Bypass for PFK and Hexokinase.

• PEP can be converted to fructose-1,6 bisphosphate by reverse glycolysis.

• F-1-6 BP to F-6-P cannot proceed by reverse glycolysis since the PFK reaction is irreversible.

• Instead a different enzyme called as fructose-1,6 bisphosphatase is used. This removes the P from the 1 position. However, no ATP is formed.

• Further reverse glycolysis leads to formation of glucose-6-P

• This is converted to Glc by the action of glc-6-phosphatase since the hexokinase reaction is irreversible.

• Net Reaction for gluconeogenesis:

• 2 pyruvate + 4 ATP + 2 GTP + 2 NADH + 2 H+ + 6 H2O glucose + 2 NAD+ + 4 ADP + 2 GDP + 6 Pi.
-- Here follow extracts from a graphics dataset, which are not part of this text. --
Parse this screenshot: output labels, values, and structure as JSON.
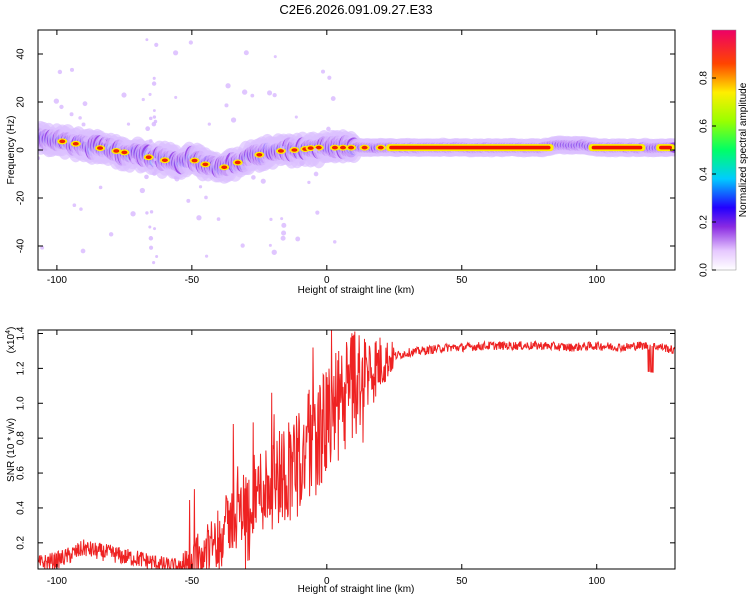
{
  "chart_data": [
    {
      "type": "heatmap",
      "title": "C2E6.2026.091.09.27.E33",
      "xlabel": "Height of straight line (km)",
      "ylabel": "Frequency (Hz)",
      "xlim": [
        -107,
        129
      ],
      "ylim": [
        -50,
        50
      ],
      "xticks": [
        -100,
        -50,
        0,
        50,
        100
      ],
      "yticks": [
        -40,
        -20,
        0,
        20,
        40
      ],
      "ridge": {
        "x": [
          -107,
          -100,
          -90,
          -80,
          -70,
          -62,
          -55,
          -50,
          -45,
          -40,
          -35,
          -30,
          -25,
          -20,
          -15,
          -10,
          -5,
          0,
          5,
          10,
          20,
          30,
          40,
          50,
          60,
          70,
          80,
          85,
          90,
          95,
          100,
          110,
          120,
          129
        ],
        "y": [
          5,
          4,
          2,
          0,
          -2,
          -4,
          -5,
          -4,
          -6,
          -8,
          -6,
          -4,
          -2,
          -1,
          0,
          0,
          1,
          1,
          1,
          1,
          1,
          1,
          1,
          1,
          1,
          1,
          1,
          2,
          2,
          2,
          1,
          1,
          1,
          1
        ]
      },
      "colorbar": {
        "label": "Normalized spectral amplitude",
        "range": [
          0,
          1
        ],
        "ticks": [
          "0.0",
          "0.2",
          "0.4",
          "0.6",
          "0.8"
        ]
      }
    },
    {
      "type": "line",
      "xlabel": "Height of straight line (km)",
      "ylabel": "SNR (10 * v/v)",
      "yscale_label": "(x10",
      "yscale_exp": "4",
      "xlim": [
        -107,
        129
      ],
      "ylim": [
        0.05,
        1.42
      ],
      "xticks": [
        -100,
        -50,
        0,
        50,
        100
      ],
      "yticks": [
        "0.2",
        "0.4",
        "0.6",
        "0.8",
        "1.0",
        "1.2",
        "1.4"
      ],
      "series": [
        {
          "name": "SNR",
          "color": "#ee2222",
          "x": [
            -107,
            -100,
            -95,
            -90,
            -85,
            -80,
            -75,
            -70,
            -65,
            -60,
            -55,
            -50,
            -45,
            -40,
            -35,
            -30,
            -25,
            -20,
            -15,
            -10,
            -5,
            0,
            5,
            10,
            15,
            20,
            25,
            30,
            35,
            40,
            45,
            50,
            60,
            70,
            80,
            90,
            100,
            110,
            115,
            120,
            125,
            129
          ],
          "y": [
            0.08,
            0.1,
            0.13,
            0.17,
            0.15,
            0.14,
            0.12,
            0.11,
            0.09,
            0.07,
            0.06,
            0.08,
            0.15,
            0.25,
            0.34,
            0.42,
            0.5,
            0.55,
            0.62,
            0.68,
            0.78,
            0.88,
            1.0,
            1.1,
            1.18,
            1.23,
            1.27,
            1.29,
            1.3,
            1.31,
            1.32,
            1.32,
            1.33,
            1.33,
            1.33,
            1.32,
            1.33,
            1.32,
            1.33,
            1.33,
            1.32,
            1.3
          ]
        }
      ]
    }
  ]
}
• (Net reaction for glycolysis is: Glucose + 2NAD+ + 2 ADP + 2 Pi 2 pyruvate + 2 ATP + 2 NADH + 2 H2O)

Regulation of Gluconeogenesis

• Fructose 1-6-bisphosphatase is co-ordinately regulated with phosphofructokinase. Thus, citrate is a positive effector and AMP and F-2,6-BP are negative effectors.
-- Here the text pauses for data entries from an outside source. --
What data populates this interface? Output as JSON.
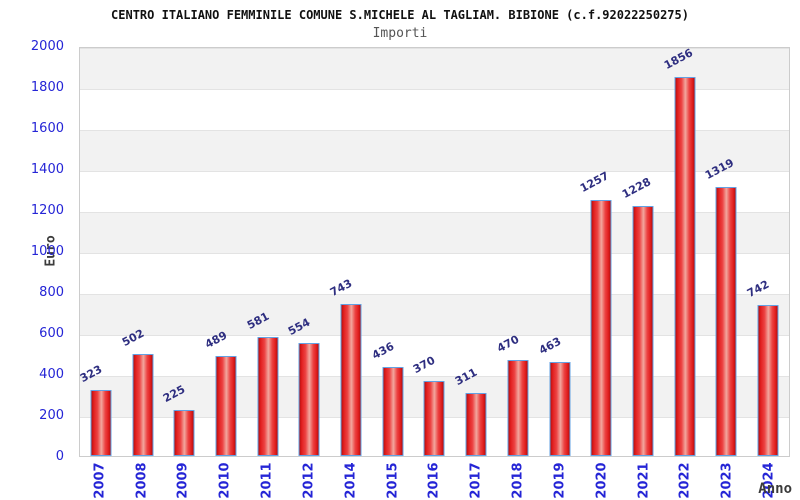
{
  "header": {
    "title": "CENTRO ITALIANO FEMMINILE COMUNE S.MICHELE AL TAGLIAM. BIBIONE (c.f.92022250275)",
    "subtitle": "Importi"
  },
  "chart_data": {
    "type": "bar",
    "title": "CENTRO ITALIANO FEMMINILE COMUNE S.MICHELE AL TAGLIAM. BIBIONE (c.f.92022250275)",
    "subtitle": "Importi",
    "xlabel": "Anno",
    "ylabel": "Euro",
    "categories": [
      "2007",
      "2008",
      "2009",
      "2010",
      "2011",
      "2012",
      "2014",
      "2015",
      "2016",
      "2017",
      "2018",
      "2019",
      "2020",
      "2021",
      "2022",
      "2023",
      "2024"
    ],
    "values": [
      323,
      502,
      225,
      489,
      581,
      554,
      743,
      436,
      370,
      311,
      470,
      463,
      1257,
      1228,
      1856,
      1319,
      742
    ],
    "ylim": [
      0,
      2000
    ],
    "yticks": [
      0,
      200,
      400,
      600,
      800,
      1000,
      1200,
      1400,
      1600,
      1800,
      2000
    ],
    "grid": "alternating horizontal bands with gridlines every 200",
    "legend_position": "none",
    "bar_value_labels_rotated": true,
    "missing_years_note": "2013 not present on axis",
    "colors": {
      "bar_fill": "#e21f1f",
      "bar_highlight": "#f2a79e",
      "bar_border": "#62a1e3",
      "tick_label": "#2525d6",
      "value_label": "#2e2e80",
      "band_gray": "#f2f2f2",
      "plot_border": "#cccccc",
      "title": "#111111",
      "subtitle": "#555555",
      "axis_title": "#3b3b3b"
    }
  }
}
• When glucose levels are high, F-2,6-BP is high and gluconeogenesis is inhibited while glycolysis is favored. When glucose levels are low, F-2,6-BP is low and glycolysis is inhibited.

• Pyruvate carboxylase is an imp regulatory step in gluconeogenesis. Acetyl CoA and ATP are positive effectors while AMP/ADP are inhibitors

• glycolysis and gluconeogenesis are regulated by hormones. Insulin stimulates synthesis and activity of glycolytic enzymes while glucagon turns on gluconeogenic enzymes.

Substrate cycle or Futile cycle

• A pair of non-reversible reactions that cycle between two substrates are called as a substrate cycle

• In such a cycle, there is expense of ATP without a coupled biosynthetic reaction, thus, it is also called as a futile cycle

• Eg: F-6-P + ATP (PFK)F-1,6-BP + ADP F-1,6-BP + H2O FBPaseF-6-P + Pi

• Net: ATP + H2O ADP + Pi + energy (heat)

• Level of substrate cycling is very minimal because of reciprocal regulation of the enzymes

• Certain organisms utilize such reactions to maintain body temperature

Cori Cycle

• Lactate is formed in the active muscle to regenerate NAD+ from NADH so that glycolysis can continue.

• The muscle cannot spare NAD+ for re-conversion of lactate back to pyruvate.

• Thus, lactate is transported to the liver, where, in the presence of oxygen, it undergoes gluconeogenesis to form glucose.

• The glucose is supplied by the liver to various tissues including muscle.

• This inter-organ cooperation during high muscular activity is called as the Cori cycle.